A questão básica, qual entitula o post, é sobre o limite pessoal.
Acredito que resumindo o que preciso colocar em ordem é entender a
minha real necessidade de estar encrustada em tudo que ele pensa e
faz, e naturalmente permitir que ele faça o mesmo comigo.
Aonde eu começo ? Aonde ele termina ? Fiz muito isso, de querer saber
cada passo - principalmente dele - que cativou um espaço nunca antes
habitado como o meu coração. Quando estavamos separados mesmo
sabendo que iria sofrer ao ver ele com outra pessoa eventualmente
olhava suas coisas, falava com seus amigos para saber alguma
informação. Queria sentir que ainda existia uma conexão entre nós.
Buscava ligações nas coisas que ele escrevia, nas musicas que ele
postava, nos comentários proferidos em tantos momentos distintos.
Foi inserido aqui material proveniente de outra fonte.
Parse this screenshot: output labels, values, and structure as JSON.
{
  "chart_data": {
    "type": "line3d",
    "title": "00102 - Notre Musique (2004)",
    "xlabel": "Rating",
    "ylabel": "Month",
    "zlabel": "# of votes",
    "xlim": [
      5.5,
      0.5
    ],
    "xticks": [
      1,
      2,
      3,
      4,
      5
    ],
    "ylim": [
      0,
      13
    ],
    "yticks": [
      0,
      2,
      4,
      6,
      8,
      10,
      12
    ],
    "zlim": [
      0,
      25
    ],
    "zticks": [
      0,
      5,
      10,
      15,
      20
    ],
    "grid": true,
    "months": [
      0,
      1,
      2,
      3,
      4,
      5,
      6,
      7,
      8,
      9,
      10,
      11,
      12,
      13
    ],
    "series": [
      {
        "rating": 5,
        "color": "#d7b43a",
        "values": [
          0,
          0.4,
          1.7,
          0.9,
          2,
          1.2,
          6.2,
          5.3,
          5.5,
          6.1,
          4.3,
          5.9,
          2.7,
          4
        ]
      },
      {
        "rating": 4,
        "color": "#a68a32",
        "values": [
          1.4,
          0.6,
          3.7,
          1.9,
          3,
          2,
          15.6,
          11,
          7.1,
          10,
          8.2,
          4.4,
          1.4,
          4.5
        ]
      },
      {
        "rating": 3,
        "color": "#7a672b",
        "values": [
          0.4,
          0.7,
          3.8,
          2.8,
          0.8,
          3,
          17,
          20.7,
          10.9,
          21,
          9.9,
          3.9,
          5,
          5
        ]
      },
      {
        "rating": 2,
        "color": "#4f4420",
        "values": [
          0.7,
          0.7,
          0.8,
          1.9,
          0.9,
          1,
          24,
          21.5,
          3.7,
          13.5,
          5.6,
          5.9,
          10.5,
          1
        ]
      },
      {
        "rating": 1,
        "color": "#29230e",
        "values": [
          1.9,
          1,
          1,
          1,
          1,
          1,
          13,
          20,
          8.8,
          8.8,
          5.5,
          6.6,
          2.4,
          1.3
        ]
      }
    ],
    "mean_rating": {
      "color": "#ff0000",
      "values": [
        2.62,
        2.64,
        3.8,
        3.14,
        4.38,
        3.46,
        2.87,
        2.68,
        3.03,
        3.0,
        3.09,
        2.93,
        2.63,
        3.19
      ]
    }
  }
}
Queria me encontrar nele, queria acreditar que ainda existia algo
de mim nele. E de certa forma existiu sim porque hoje novamente
estamos juntos. Mais adultos, mais maduros, mais abertos, mais
confiantes e dispostos a ouvir e sermos escutados. Quando ele me
perguntou sobre o que se passou quando estavamos separados e
provavelmente em decorrência da minha constante necessidade de
indiretamente dar a entender que eu acompanhei seu cada passo (seria
novamente a minha necessidade de mostrar que não seria feita de
idiota ?!). Calma lá, será que esse poder que preciso mostrar com
fatos não é a cobertura dos meus fantasmas internos ? Se tenho
informações e as digo tenho poder. Poder de proteção, poder de
mostrar ao outro que não sou vunerável a ele quando na verdade essa é
a minha maior fragilidade. Perceber o quão sou vunerável, aos que
eu amo. Acho que preciso entender que amar é ser vunerável afinal já
descobri tantas coisas dele que me machucaram, já peguei ele em
mentiras sociais e não sociais, já questionei e apresentei fatos aonde
ele teve que se submeter a dizer que mentiu - e francamente nada disso
mudou o que sinto por ele. Meu limite pessoal vai emergir quando puder
assumir que sou vunerável, que ele também é e que independente do
que possa eu descobrir o amo incondicionalmente.